We are developing new technologies for more sensitive and efficient analysis. Currently, the usual approach to protein separation is 2D gel electrophoresis. Although powerful, this step is labor-intensive and time-consuming.We are currently developing qualitative and quantitative protein analyses in biological tissues and fluids that avoid this step.
Our attention is being directed in three areas:
(1) More rapid and reliable high-throughput protein identification;
(2) Practical and precise absolute quantification of proteins in complex biological samples; and
(3) The identification and assessment of the extent of protein posttranslational modification.
While methods for detailed and rapid protein identification are now established, practical approaches to sensitive protein quantification are not available. This means that proteins can be identified, but information on the levels of these is much more difficult to obtain, and when available, this information is imprecise and relative.

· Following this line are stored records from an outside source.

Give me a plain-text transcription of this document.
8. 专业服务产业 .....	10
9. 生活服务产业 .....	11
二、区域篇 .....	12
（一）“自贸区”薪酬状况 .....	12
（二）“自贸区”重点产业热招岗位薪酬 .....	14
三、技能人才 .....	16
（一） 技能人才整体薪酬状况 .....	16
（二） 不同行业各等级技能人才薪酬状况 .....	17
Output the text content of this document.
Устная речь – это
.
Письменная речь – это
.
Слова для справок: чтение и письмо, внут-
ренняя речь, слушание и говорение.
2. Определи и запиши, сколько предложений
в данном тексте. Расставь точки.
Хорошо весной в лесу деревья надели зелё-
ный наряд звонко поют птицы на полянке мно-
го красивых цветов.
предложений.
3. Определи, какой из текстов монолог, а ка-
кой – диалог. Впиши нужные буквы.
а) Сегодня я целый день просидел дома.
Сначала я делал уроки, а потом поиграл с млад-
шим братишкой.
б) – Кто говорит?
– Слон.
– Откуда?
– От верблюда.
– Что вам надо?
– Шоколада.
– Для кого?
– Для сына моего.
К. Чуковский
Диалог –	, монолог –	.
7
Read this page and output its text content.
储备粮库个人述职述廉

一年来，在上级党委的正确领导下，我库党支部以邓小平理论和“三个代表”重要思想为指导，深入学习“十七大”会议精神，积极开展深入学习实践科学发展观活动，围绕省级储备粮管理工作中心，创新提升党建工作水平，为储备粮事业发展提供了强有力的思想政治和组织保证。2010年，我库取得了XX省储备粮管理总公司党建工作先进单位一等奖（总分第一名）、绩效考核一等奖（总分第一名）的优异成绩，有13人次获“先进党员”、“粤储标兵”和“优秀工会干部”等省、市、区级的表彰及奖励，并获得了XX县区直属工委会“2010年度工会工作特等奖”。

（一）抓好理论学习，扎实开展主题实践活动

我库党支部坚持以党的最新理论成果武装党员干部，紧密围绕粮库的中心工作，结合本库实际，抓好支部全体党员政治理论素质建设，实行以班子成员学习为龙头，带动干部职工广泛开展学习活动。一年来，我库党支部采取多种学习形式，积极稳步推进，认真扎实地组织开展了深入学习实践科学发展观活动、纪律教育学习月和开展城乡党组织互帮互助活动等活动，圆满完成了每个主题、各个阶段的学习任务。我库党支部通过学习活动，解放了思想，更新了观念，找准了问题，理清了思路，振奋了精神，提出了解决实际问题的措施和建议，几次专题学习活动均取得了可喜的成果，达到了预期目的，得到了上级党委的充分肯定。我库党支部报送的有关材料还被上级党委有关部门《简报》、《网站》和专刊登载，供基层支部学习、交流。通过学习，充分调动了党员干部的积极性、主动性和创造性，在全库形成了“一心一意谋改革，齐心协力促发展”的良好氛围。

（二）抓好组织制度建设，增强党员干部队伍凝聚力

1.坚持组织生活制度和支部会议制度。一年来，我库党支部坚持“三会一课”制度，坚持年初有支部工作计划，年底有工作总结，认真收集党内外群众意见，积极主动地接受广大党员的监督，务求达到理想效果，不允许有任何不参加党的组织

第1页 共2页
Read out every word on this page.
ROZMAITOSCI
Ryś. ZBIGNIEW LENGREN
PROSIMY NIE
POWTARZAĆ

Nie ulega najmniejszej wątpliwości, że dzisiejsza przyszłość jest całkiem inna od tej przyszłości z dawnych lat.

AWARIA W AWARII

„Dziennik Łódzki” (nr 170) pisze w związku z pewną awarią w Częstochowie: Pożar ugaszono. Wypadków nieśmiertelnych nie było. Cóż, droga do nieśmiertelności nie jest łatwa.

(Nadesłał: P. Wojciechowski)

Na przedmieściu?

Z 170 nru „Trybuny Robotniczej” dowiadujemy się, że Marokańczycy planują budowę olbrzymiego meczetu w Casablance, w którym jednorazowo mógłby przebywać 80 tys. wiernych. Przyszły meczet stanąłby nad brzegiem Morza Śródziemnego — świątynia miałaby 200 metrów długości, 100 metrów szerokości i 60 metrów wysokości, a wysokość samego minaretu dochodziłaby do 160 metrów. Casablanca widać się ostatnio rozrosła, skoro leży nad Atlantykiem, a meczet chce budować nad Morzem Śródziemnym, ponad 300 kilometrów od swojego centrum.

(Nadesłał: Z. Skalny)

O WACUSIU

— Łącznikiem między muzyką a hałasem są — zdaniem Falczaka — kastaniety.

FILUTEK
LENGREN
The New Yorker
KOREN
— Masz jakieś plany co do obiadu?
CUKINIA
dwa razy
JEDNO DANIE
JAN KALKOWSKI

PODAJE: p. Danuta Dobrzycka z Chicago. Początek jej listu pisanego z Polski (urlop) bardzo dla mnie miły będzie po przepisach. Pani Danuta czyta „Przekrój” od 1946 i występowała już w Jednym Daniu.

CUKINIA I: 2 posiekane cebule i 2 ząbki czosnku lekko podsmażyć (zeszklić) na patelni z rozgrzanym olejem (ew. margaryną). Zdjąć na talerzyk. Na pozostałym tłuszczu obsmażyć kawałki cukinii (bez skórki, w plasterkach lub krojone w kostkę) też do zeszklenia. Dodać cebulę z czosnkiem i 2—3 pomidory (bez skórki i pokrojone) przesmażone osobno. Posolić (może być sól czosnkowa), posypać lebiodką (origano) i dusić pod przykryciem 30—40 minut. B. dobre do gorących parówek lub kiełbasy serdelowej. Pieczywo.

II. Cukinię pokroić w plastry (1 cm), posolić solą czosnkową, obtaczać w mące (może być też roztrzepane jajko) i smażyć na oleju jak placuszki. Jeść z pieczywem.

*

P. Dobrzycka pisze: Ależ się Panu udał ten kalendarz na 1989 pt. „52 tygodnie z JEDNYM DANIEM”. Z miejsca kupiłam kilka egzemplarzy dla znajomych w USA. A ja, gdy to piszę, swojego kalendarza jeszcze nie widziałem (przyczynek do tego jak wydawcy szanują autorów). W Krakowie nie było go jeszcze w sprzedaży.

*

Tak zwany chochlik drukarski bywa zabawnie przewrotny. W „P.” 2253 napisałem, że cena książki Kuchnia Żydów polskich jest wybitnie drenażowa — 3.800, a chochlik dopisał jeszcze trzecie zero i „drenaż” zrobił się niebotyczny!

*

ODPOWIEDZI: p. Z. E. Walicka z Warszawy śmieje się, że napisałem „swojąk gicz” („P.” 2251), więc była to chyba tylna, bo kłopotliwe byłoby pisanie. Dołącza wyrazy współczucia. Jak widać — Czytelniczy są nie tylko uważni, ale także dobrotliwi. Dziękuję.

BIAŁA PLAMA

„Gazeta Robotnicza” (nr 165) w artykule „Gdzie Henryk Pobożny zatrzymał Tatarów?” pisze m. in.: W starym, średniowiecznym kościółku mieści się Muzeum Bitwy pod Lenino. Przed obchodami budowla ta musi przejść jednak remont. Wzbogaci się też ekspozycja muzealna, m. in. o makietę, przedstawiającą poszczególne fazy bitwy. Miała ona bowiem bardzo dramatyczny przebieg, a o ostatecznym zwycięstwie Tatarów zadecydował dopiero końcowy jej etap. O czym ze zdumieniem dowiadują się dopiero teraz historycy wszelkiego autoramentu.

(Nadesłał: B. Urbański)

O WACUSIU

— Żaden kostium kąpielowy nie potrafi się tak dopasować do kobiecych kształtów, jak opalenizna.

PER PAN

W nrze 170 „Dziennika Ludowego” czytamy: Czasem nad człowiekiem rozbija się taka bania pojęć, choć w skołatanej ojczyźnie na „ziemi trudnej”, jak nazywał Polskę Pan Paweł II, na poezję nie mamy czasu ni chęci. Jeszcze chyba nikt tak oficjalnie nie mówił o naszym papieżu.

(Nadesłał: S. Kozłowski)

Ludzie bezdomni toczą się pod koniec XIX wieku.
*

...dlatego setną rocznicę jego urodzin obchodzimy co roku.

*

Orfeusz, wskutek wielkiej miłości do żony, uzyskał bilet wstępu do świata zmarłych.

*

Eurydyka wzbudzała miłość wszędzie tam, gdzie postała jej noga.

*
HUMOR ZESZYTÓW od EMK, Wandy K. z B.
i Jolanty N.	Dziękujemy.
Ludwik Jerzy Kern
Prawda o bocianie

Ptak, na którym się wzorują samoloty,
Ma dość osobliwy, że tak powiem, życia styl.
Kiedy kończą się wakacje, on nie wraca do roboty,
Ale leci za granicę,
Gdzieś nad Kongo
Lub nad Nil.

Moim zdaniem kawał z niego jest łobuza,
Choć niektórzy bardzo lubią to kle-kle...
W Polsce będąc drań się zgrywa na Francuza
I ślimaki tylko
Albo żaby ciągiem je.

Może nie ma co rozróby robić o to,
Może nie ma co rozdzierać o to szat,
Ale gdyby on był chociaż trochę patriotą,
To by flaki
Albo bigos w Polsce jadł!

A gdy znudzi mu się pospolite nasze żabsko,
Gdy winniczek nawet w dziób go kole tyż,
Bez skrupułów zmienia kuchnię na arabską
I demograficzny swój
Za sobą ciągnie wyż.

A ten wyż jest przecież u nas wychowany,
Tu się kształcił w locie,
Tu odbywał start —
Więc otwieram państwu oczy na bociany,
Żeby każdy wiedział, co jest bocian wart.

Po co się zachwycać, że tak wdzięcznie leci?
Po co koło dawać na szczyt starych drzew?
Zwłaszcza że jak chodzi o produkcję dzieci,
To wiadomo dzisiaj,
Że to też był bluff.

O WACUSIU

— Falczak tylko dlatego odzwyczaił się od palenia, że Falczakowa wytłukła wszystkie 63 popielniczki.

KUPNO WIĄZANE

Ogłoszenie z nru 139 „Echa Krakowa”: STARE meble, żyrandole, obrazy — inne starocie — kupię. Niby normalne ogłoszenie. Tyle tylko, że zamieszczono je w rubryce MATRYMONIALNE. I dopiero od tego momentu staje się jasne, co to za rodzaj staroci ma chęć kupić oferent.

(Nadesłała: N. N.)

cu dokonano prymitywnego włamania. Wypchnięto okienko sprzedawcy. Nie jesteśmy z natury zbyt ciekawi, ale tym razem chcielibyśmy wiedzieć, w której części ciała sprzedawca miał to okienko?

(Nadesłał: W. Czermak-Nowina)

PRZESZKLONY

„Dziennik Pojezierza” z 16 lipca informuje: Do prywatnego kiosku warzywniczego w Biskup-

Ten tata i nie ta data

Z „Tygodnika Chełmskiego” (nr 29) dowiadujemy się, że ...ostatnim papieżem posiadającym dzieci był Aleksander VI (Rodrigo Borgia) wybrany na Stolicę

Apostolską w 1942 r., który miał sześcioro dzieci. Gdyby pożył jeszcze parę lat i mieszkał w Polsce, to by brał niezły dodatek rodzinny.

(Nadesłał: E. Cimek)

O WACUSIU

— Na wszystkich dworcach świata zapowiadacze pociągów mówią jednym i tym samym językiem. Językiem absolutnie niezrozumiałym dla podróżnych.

We are exploring approaches to absolute protein quantification that provide precise, absolute and wide-ranging quantification without the need for chemical modification. Such methods will unquestionably improve our understanding of molecular pathways in health and disease. Our view is that these methods, once developed, will also yield improved diagnostic markers of disease, improved prognostic indices and ultimately, better approaches to the treatment of disease. In addition, we are interested in "unplanned" protein modification: oxidation, nitration, chlorination and other potentially deleterious events. We have developed, and continue to refine, exquisitely sensitive and precise approaches to quantifying and localizing this damage.
Collaborative Research Ventures - Investigators in the mass spectrometry facility work with groups on this campus, at other institutions in the USA and overseas. Some of the key areas of activity include, for example: studies of (differential) protein expression in lung cancer; oxidative damage in cystic fibrosis; oxidative damage in neurodegenerative disease; oxidative damage in rheumatoid arthritis; and changes in protein expression in heart disease. We have already undertaken an extensive analysis of protein expression in normal and diseased lung tissue, and we are now developing approaches to protein quantification in these same tissues. Work of this nature requires a commitment to innovation, hand-in-hand with the application of cutting-edge methods to goal-orientated biomedical research.